At the same time, however, reconciliation between the two members at the heart of the dispute -- France and the United States -- does not appear to be close.
The latest instance of continuing tension is a war of words over how to describe NATO's eight-week support mission for the Afghan presidential election.
The United States is said to be eager to use the elections as an opportunity for the first mission for the embryonic NATO Response Force (NRF).
But France opposes this, saying the NRF can only be used to respond to genuine crises.
The decision to send two NATO battalions to Afghanistan was made on 23 July with no major disagreement. NATO Secretary-General Jaap de Hoop Scheffer reiterated the decision today.
"The decision of the North Atlantic Council last week was that there will be two battalions -- one battalion north of the Hindu Kush [mountain range], one to the south of the Hindu Kush, and one battalion as the quick reserve force," de Hoop Scheffer said.

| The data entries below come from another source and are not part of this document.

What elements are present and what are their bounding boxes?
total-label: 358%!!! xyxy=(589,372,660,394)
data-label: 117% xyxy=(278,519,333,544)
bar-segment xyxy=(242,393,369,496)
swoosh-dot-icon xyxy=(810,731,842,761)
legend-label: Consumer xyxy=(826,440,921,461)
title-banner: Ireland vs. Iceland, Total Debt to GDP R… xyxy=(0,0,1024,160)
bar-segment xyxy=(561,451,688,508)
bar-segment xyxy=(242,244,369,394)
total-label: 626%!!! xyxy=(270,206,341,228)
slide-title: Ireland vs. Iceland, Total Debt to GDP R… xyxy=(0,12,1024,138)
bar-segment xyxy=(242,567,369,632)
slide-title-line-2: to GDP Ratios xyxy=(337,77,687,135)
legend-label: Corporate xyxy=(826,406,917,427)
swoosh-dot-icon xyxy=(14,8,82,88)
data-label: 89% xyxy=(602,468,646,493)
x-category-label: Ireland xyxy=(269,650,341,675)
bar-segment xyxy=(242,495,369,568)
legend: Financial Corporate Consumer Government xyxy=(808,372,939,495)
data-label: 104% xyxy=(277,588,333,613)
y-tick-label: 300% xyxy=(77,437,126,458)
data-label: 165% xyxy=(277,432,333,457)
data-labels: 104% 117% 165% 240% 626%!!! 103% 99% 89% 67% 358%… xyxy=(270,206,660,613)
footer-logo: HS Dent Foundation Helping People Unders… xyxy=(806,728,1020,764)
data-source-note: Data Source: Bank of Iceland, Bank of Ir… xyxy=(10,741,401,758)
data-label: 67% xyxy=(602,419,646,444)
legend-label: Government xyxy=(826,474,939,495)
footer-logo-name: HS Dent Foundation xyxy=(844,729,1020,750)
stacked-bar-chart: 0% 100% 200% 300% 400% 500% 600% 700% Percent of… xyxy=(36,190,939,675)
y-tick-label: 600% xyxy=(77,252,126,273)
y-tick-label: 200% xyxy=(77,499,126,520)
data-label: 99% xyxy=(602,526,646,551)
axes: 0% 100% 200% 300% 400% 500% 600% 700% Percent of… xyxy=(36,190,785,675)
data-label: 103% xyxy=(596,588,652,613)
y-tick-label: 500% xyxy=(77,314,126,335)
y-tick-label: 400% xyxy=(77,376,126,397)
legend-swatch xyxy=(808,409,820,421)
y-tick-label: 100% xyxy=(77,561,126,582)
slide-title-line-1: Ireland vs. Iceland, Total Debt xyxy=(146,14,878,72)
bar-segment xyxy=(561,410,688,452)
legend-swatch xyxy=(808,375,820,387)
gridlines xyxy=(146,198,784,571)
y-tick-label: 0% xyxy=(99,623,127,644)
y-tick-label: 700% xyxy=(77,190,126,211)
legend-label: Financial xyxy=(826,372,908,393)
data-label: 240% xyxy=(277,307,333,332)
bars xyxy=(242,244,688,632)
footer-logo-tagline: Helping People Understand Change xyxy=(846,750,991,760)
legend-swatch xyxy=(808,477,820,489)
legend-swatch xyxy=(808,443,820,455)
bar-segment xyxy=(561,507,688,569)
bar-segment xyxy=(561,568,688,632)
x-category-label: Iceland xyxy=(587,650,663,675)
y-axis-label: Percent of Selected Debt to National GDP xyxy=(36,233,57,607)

Under normal circumstances, a battalion comprises between 500 and 800 troops.
The two battalions on the ground will be provided by Spain and Italy.
The Italian contingent has already been certified as a part of the NRF. NATO officials say this means the Afghan mission has a "link to NRF." However, rather than calling it an NRF mission, officials prefer to say it is "NATO-led."
NATO sources say France believes that designating the Afghanistan mission as an NRF operation would create a dangerous precedent.
The NRF, which is not yet completely operational, is supposed to be used in crisis situations -- for example, when an alliance member state comes under attack.
But officials admit there is the feeling among some member states that France is eager to obstruct initiatives sponsored by the United States.
The issue might be complicated further by the fact that the United States currently provides no troops to the NRF.
Sources said arguments relating to the nature of the Afghanistan mission have continued into this week.
The U.S.-French spat mirrors disagreements relating to the format of another NATO mission agreed at the alliance's Istanbul summit -– to provide training and equipment to the Iraqi security forces.
As with Afghanistan, France wants to decrease the level of formal NATO involvement. President Jacques Chirac in Istanbul insisted that NATO as a whole will not engage in Iraq, and that individual member states will provide the training instead.
Both France and Berlin have also said they will only conduct training outside Iraq.
A decision on the details of the Iraq training mission is expected later this week. Sources say more than one North Atlantic Council meeting might be needed.